More than half of respondents, 52%, have a primary source of financial advice, whether a financial planner, stockbroker, accountant or other. Among those, 45% use a financial planner and only 16% use a stockbroker, the second-most common category.

However, not all planners are even helping investors estimate how much they will need to retire comfortably; of the 57% who have attempted the calculation, only 27% had a financial planner do it for them. The survey found that 40% completed some kind of worksheet and almost a quarter, 23%, estimated what they will need. In the end, only 41% of those who tried to make a calculation said they didn't know the amount.

"I think they came up with something and had no confidence in the result or came up with a big number that was unattainable," Greenwald said, theorizing why so few investors could actually name a sum.

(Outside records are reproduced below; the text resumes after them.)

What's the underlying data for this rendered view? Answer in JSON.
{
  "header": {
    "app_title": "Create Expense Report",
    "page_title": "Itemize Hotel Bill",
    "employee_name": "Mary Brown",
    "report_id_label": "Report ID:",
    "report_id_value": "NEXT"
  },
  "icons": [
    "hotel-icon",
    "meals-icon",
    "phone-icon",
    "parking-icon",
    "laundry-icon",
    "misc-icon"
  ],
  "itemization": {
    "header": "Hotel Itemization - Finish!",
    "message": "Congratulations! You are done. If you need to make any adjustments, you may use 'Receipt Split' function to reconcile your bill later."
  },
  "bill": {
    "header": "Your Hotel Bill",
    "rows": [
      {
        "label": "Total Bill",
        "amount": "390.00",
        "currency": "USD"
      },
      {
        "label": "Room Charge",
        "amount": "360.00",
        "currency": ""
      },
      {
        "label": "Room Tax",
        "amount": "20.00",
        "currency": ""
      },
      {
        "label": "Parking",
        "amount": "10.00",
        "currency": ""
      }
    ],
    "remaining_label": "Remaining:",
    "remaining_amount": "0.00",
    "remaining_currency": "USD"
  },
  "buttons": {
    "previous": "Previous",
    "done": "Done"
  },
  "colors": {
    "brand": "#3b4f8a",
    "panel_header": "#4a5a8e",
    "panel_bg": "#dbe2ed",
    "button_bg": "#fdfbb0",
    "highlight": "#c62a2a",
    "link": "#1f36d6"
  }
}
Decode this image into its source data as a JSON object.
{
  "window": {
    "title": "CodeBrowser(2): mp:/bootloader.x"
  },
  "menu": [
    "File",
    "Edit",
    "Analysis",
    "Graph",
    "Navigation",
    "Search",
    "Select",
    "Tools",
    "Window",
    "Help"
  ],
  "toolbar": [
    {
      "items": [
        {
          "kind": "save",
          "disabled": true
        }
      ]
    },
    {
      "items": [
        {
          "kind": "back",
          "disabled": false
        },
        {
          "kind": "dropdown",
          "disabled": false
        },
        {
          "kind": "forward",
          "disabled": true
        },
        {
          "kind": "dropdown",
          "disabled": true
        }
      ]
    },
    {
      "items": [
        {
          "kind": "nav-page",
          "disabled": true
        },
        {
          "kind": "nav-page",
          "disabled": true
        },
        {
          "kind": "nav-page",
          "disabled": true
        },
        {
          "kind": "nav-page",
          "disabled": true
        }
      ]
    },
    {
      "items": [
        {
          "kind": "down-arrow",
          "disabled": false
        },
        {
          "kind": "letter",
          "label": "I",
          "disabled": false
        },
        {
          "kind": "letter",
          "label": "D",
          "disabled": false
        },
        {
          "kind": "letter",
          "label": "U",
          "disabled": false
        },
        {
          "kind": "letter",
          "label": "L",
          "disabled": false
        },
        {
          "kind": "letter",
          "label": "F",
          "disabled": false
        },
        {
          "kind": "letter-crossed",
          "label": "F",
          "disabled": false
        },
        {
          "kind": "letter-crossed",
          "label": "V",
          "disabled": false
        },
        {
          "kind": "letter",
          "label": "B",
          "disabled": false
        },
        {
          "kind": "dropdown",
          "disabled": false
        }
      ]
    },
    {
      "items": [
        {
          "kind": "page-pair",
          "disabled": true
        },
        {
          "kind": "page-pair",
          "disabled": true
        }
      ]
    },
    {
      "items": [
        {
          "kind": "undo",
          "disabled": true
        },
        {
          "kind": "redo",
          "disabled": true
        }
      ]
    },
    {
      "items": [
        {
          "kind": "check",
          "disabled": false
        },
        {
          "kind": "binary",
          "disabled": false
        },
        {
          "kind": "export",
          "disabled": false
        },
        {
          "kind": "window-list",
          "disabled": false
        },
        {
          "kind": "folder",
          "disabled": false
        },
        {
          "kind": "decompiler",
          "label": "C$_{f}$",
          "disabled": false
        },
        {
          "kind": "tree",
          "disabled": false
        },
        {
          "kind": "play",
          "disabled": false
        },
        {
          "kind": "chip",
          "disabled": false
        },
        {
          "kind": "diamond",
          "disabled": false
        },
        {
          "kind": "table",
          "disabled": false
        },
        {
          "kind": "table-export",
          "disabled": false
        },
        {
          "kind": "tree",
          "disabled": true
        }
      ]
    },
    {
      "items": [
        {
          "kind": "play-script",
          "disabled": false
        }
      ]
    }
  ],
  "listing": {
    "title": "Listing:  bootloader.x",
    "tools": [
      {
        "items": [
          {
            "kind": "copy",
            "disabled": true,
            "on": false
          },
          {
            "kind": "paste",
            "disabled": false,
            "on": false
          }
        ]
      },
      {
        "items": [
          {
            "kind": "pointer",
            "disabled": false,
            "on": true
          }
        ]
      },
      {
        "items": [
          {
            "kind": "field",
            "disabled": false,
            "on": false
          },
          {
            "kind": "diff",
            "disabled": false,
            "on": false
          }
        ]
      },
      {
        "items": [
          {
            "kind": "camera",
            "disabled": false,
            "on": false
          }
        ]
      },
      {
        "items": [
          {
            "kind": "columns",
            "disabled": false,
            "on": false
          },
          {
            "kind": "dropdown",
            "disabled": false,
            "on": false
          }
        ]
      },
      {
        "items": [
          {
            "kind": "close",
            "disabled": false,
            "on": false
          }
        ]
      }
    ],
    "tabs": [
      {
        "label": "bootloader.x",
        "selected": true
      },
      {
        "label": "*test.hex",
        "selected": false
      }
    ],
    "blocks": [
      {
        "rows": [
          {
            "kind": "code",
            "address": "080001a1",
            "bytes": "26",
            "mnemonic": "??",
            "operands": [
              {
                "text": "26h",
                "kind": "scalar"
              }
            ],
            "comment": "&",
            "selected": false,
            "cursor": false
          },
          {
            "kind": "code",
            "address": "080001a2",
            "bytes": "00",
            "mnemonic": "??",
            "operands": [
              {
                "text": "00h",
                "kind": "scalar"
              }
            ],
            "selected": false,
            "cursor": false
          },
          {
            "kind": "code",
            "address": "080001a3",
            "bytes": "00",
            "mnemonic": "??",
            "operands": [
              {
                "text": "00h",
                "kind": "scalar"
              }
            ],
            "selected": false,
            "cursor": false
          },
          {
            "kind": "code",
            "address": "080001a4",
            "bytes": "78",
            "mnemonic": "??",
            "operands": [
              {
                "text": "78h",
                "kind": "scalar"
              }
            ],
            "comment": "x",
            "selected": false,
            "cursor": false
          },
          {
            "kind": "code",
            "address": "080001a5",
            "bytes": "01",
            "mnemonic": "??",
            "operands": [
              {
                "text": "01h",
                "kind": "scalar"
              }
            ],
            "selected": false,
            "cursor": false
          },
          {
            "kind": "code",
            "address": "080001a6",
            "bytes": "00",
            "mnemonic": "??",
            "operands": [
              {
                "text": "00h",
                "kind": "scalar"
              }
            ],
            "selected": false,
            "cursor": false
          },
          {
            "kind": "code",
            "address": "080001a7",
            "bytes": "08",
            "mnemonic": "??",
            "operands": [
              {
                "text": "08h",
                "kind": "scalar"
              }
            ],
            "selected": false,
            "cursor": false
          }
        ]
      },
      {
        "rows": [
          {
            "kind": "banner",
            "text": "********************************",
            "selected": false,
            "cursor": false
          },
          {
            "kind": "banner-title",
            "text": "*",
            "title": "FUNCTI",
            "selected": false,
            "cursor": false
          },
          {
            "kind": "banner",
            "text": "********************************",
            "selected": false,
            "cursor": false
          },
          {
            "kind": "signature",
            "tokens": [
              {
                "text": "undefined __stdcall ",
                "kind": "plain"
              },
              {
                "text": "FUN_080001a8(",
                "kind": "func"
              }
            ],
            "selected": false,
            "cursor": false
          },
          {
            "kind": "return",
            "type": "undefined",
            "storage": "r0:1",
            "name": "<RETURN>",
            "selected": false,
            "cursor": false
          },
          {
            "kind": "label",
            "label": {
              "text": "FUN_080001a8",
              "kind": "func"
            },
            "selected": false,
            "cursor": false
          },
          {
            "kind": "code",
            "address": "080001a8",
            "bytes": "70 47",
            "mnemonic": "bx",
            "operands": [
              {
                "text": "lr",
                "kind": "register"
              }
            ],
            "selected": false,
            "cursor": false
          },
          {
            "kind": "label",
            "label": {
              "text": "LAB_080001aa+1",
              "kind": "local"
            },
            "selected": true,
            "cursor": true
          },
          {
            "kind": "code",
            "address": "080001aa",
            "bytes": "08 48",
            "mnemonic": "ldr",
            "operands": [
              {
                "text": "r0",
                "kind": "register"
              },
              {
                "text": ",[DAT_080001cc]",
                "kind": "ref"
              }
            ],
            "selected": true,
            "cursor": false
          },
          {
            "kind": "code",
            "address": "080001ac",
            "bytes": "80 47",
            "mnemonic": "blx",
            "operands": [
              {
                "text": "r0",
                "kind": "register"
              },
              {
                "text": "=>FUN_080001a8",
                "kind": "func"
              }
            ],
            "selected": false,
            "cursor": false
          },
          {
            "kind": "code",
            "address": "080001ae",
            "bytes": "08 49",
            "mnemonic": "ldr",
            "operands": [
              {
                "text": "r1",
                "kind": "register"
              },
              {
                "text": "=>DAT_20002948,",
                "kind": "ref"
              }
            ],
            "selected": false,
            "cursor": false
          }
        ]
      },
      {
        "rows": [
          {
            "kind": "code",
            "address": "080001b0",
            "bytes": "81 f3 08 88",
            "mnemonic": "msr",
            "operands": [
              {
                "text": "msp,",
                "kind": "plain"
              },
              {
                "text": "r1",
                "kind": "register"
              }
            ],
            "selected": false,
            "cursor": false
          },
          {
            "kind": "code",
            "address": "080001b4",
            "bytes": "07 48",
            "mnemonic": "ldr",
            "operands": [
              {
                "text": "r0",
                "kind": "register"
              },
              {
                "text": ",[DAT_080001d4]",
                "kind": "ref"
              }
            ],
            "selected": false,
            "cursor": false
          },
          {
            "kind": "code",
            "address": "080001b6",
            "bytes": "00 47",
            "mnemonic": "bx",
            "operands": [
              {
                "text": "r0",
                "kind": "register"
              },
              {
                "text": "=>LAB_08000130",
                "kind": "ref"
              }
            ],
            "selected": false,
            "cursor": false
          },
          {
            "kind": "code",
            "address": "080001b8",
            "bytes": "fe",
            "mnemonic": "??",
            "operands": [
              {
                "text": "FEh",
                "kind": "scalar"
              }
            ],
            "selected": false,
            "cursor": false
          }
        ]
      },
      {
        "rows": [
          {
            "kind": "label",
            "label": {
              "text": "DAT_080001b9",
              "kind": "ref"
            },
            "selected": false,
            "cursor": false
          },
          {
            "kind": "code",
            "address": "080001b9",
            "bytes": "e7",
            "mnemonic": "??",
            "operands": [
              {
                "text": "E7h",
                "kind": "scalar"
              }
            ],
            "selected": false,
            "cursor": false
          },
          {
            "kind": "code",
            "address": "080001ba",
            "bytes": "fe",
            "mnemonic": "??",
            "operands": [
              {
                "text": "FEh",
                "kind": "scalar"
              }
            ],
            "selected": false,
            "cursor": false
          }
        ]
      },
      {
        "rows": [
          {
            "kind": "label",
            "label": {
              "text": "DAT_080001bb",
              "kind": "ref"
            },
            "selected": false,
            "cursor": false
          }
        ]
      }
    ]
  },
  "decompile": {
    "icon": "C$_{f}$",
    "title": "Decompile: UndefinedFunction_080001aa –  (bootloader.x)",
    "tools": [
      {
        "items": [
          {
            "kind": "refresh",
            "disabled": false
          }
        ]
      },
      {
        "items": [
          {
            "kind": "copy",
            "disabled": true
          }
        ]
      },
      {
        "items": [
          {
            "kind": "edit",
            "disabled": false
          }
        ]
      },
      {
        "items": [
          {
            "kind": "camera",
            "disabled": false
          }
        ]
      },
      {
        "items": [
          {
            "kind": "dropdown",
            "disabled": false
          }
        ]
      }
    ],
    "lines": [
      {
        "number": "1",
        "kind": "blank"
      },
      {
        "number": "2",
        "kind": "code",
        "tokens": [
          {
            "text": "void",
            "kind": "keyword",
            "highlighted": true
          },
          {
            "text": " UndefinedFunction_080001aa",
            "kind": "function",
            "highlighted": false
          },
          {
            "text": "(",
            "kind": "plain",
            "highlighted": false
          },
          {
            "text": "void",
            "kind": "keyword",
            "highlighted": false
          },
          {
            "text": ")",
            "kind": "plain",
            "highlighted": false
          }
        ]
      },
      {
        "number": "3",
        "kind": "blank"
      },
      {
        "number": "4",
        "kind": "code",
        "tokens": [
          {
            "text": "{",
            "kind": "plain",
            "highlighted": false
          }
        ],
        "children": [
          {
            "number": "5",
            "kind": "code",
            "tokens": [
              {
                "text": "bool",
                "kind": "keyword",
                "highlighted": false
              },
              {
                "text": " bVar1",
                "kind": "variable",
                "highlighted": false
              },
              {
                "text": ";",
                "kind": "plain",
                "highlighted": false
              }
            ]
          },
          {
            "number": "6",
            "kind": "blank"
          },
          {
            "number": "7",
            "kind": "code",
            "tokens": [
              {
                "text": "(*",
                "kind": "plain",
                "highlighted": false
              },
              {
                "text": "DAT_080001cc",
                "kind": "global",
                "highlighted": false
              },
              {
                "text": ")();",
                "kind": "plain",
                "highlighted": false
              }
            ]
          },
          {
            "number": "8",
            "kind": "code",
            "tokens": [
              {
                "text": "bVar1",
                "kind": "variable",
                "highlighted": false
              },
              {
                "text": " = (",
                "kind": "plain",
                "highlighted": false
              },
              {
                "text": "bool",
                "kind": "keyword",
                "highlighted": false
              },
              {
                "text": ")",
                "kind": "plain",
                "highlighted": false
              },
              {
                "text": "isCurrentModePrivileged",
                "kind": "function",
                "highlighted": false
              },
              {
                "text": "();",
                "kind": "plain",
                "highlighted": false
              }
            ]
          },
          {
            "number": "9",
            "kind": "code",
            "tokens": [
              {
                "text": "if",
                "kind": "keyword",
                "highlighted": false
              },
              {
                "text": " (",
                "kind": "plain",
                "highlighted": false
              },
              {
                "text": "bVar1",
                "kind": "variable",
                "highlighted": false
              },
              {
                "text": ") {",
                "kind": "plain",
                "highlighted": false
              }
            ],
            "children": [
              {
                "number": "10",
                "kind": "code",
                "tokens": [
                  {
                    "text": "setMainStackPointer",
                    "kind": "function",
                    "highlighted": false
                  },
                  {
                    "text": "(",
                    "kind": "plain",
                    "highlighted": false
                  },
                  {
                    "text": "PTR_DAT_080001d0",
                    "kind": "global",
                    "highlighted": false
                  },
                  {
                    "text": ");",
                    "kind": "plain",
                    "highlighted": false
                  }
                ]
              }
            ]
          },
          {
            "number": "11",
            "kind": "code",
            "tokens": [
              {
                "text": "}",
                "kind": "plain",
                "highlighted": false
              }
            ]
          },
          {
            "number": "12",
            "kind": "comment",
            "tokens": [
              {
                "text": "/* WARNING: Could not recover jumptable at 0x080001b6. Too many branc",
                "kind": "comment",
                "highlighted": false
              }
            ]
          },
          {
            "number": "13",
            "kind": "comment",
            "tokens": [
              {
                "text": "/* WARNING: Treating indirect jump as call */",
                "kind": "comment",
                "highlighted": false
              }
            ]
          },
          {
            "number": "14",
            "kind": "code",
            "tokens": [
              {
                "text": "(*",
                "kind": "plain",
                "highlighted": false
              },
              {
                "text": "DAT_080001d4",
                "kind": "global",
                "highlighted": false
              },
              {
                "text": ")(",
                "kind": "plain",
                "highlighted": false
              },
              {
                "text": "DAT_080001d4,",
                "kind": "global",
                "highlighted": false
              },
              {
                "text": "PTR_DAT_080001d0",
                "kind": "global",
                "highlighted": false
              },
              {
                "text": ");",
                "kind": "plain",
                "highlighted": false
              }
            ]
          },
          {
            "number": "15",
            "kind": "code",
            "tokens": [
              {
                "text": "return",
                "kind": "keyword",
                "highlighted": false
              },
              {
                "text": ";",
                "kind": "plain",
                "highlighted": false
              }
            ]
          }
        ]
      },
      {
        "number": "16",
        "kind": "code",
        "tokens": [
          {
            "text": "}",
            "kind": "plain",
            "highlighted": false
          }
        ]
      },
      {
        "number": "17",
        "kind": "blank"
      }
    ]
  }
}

Furthermore, he speculated that this statistic belies how poorly many Americans have actually planned for retirement because they are afraid to confront the need to save more money.

Although fully two-thirds of respondents plan to work for pay after retirement, only 2% intend to rely on working wages as a strategy to manage retirement assets. Instead, a third of respondents anticipated living completely off interest and earnings during retirement. Furthermore, over a third, 35%, of respondents expect to live off less than 60% of present-day earnings.

This strategy, Greenwald said, is inherently flawed because it does not take into account the effect of inflation over many years. Although a precise figure is impossible to ascertain for all individuals, "it isn't 60% for the people who are going to live 20 years."

Among investors familiar with annuities, mutual funds and stocks, 47% of respondents thought that mutual funds did best, 39% thought stocks did best and 7% thought annuities did best. In fact, respondents thought mutual funds were superior in the areas of flexibility, low fees and expenses and simplicity.

Even when it comes to financial risk, where annuities are able to provide guarantees through insurance, 58% thought that annuities best minimized financial risk, but 30% thought that mutual funds did so and only 5% picked stocks.

Investor perception of mutual funds demonstrates that "the mutual fund industry has told their story very effectively," Greenwald said.

While investors may understand some of the benefits of mutual funds, they could also benefit from education about other savings and retirement options. In particular, he pointed out that investors don't really understand the effects of ever-lengthening life spans, and "the problem is that longer life is a wonderful gift, but it's an expensive one."

As investors try to figure out how to fund their retirement, they will most likely look to a multi-product solution, not a single answer, Greenwald said.